The Woman at the Well As a basis for my presentation, I used the wonderful story from the fourth chapter of John’s Gospel concerning Jesus’ conversation with the woman at the well. From this encounter, I derived four principles regarding the divine mercy. First, I argued, God’s mercy is relentless. Customarily, pious Jews of the first century would have assiduously avoided Samaria, a nation, in their minds, of apostates and half-breeds. Yet Jesus, journeying from Judea in the south to Galilee in the north, moves right through Samaria. Moreover, he speaks to a woman in public (something that men simply didn’t do) and he consorts with someone known to be a sinner. In all of this, Jesus embodies the love of God, which crosses barriers, mocks taboos, and overcomes all of the boundaries that we set for it. Thomas Merton spoke of the Promethean problem in religion, by which he meant the stubborn assumption that God is a distant rival, jealous and protective of his prerogatives. In point of fact, the true God is filled with hesed (tender mercy) and delights in lifting up human beings: “The glory of God is a human being fully alive.”
And this
conduces neatly to my second point, namely, that the divine mercy is
divinizing. At times, we have the impression that God’s mercy serves a
reparative or healing purpose alone, that it solely binds up the wounds of our
sin and suffering. That God’s love heals is obviously true, but this tells but
part of the story. Jesus asks the woman at the well for a drink, thereby
inviting her to generosity. When she balks, citing the customary taboos, Jesus
says, “If you knew who was asking you for a drink, you would have asked him,
and he would give you living water.” This, I told the priests in Rome, is a
pithy expression of the central principle of spiritual physics, what St. John
Paul II called “the law of the gift.” As St. Augustine knew, we are all wired for
God, hungry for absolute reality. But God, as St. John knew, is love.

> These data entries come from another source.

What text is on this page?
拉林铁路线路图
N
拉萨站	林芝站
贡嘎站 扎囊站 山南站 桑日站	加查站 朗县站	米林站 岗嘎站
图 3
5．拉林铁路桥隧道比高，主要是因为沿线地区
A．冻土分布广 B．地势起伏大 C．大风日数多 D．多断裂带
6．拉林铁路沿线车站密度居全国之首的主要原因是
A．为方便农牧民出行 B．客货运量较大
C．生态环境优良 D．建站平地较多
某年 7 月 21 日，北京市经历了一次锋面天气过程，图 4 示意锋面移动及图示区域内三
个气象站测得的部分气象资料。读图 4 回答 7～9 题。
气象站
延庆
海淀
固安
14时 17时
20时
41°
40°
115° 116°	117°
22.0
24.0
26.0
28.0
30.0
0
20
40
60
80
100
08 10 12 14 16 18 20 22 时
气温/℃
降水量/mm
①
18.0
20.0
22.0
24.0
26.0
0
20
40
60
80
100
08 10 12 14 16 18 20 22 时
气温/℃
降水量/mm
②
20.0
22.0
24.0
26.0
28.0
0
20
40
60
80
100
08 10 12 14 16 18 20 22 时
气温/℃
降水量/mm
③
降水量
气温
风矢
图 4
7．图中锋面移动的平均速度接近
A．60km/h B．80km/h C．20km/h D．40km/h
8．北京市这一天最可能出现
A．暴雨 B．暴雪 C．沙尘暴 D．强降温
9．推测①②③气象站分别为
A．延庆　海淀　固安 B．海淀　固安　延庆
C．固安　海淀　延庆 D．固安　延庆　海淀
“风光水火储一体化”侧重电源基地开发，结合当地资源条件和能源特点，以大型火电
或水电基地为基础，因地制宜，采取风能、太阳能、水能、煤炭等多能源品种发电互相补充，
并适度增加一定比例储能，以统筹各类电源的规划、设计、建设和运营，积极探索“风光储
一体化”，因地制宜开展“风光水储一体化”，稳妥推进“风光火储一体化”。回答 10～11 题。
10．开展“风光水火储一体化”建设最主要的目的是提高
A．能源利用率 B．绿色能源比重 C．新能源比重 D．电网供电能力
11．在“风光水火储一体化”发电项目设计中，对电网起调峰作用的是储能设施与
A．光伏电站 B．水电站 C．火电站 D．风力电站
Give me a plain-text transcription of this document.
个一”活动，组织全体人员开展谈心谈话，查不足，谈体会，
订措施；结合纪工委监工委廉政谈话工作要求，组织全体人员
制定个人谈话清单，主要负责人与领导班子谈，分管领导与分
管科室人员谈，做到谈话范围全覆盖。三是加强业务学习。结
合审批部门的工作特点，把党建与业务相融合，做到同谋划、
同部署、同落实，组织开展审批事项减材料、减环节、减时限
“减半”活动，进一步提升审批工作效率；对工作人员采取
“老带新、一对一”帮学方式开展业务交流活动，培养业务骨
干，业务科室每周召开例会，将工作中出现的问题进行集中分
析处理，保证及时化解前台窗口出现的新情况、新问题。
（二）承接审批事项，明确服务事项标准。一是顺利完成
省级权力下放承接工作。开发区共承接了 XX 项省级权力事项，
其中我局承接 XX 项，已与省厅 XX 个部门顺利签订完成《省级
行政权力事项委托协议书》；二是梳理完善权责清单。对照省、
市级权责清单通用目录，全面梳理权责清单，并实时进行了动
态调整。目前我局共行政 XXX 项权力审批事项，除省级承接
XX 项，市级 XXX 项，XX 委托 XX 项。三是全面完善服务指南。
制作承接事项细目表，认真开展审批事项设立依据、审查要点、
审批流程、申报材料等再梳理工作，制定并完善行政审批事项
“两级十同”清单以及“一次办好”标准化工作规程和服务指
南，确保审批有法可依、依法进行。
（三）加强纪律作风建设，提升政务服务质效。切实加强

Therefore, to be filled with God is to be filled with love, which is to say,
self-emptying. The moment we receive something of the divine grace, we should
make of it a gift and then we will receive more of the divine grace. In a word,
our being will increase in the measure that we give it away. This is the “water
welling up to eternal life” that Jesus speaks of. God wants not merely to bind
up our wounds; he wants to marry us, to make us “partakers of the divine
nature.”
The third
principle I identified is that the divine mercy is demanding. I told the
fathers gathered in Rome that we tend to understand the proclamation of the
divine mercy according to a zero-sum logic, whereby the more we say about
mercy, the less we should say about moral demand, and vice versa. But this is
repugnant to the peculiar both/and logic of the Christian gospel. As Chesterton
saw so clearly, the Church loves “red and white and has always had a healthy
hatred of pink!” It likes both colors strongly expressed side by side, and it
has an abhorrence of compromises and half-way measures. Thus, you can’t
overstate the power of the divine mercy, and you can’t overstate the demand
that it makes upon us. Jesus tells the woman that she comes daily to the well
and gets thirsty again, but that he wants to give her the water that will
permanently quench her thirst. St. Augustine accordingly saw the well as
expressive of concupiscent or errant desire, the manner in which we seek to
satisfy the deepest hunger of the heart with creaturely goods, with wealth and
power, pleasure and honor. But such a strategy leads only to frustration and
addiction and hence must be challenged. Indeed, Jesus shows that the woman
exhibits this obsessive, addictive quality of desire in regard to her
relationships: when she says that she has no husband, Jesus bluntly states,
“yes, you’ve had five, and the one you have now is not your husband.” This is
not the voice of a wishy-washy relativist, an anything-goes peddler of
pseudo-mercy and cheap grace. Rather, it is the commanding voice of one who
knows that extreme mercy awakens extreme demand.
Finally,
the divine mercy, I told the priests, is a summons to mission. As soon as she
realizes who Jesus is and what he means, the woman puts down the water jar and
goes into town to proclaim the Lord. The jar symbolizes the rhythm of
concupiscent desire, her daily return to worldly goods in a vain attempt to
assuage her spiritual hunger. How wonderful that, having met the source of
living water, she is able to set aside her addictions and to become, herself, a
vehicle of healing for others. The very best definition of evangelization that
I’ve heard is this: one starving person telling another starving person where
to find bread. We will be ineffective in our evangelizing work if we simply
talk, however correctly, about Jesus in the abstract. Our words of proclamation
will catch fire precisely in the measure that we have been liberated and
transformed by Christ.
Could I
ask all who read these words to pray for the priests who gathered in Rome this
past week? Beg the Lord that we might all become bearers of the divine mercy.